The papers reviewed by Reuters suggest that Meta often allowed suspicious advertisers to continue operating unless its systems were more than 95% certain they were committing fraud. In cases where the company was less sure, it charged those advertisers higher rates instead of banning them outright.

Critics told Reuters that this practice shows how lightly regulated the online advertising industry remains. “If banks cannot profit from fraud, tech companies should not be allowed to either,” said fraud examiner Sandeep Abraham, a former Meta safety investigator.

Meta, in response, disputed the findings. Company spokesman Andy Stone said the internal estimates were “rough and overly inclusive” and argued that many legitimate ads had been counted in the figures. He added that Meta has removed more than 134 million scam ads in 2025 and reduced user complaints about such content by 58% over the past 18 months.

Still, the documents reviewed by Reuters indicate that Meta’s platforms have become a major channel for global fraud. One internal review even concluded that “it is easier to advertise scams on Meta platforms than Google.” Regulators in the U.S. and U.K. are now investigating the company’s role in financial scams, with Britain’s watchdog reporting that Meta was linked to more than half of all payments-related scam losses in 2023.

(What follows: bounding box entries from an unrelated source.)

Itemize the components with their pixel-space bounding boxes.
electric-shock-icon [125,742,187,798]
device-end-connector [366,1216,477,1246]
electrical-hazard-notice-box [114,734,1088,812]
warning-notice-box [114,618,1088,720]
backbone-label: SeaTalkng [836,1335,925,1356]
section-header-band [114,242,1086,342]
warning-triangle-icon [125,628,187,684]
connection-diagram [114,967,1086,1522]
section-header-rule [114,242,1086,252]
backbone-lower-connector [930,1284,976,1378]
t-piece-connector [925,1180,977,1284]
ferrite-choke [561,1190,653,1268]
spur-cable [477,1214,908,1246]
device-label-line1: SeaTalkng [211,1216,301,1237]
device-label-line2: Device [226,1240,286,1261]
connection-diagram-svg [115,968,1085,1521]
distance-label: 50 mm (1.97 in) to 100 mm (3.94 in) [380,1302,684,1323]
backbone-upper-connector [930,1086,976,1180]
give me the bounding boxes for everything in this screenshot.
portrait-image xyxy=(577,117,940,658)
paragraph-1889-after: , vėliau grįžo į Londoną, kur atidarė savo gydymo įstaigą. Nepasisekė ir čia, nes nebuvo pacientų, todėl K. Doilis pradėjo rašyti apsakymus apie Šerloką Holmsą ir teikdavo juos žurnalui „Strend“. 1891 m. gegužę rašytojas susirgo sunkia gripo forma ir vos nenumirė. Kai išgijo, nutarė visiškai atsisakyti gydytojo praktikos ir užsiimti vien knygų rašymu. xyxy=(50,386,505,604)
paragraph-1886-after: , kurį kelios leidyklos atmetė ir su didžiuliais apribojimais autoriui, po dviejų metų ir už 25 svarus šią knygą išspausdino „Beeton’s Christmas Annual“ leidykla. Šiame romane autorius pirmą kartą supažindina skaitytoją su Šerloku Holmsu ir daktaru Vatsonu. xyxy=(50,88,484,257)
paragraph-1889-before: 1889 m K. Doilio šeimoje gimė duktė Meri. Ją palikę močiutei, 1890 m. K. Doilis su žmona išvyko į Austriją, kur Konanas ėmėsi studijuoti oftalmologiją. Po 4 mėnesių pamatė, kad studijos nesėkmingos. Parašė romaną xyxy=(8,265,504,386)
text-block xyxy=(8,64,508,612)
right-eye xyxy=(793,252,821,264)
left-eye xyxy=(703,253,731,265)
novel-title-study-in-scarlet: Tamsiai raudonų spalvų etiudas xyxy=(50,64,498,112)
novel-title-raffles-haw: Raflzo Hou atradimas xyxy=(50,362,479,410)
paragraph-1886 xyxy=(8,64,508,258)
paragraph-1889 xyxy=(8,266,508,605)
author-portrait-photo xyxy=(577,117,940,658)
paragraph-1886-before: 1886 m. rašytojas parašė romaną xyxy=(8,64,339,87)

The report also highlights Meta’s balancing act: while pledging to cut scam-related revenue in the coming years, the company has set limits on how much income it is willing to lose from stricter enforcement. Internal memos show executives planned only gradual reductions, aiming to bring scam-related revenue down from 10.1% in 2024 to about 7.3% in 2025.

Reuters notes that despite promises of improvement, Meta’s own research suggests its platforms remain central to the fraud economy, raising questions about how far the company will go to protect users when billions of dollars are at stake.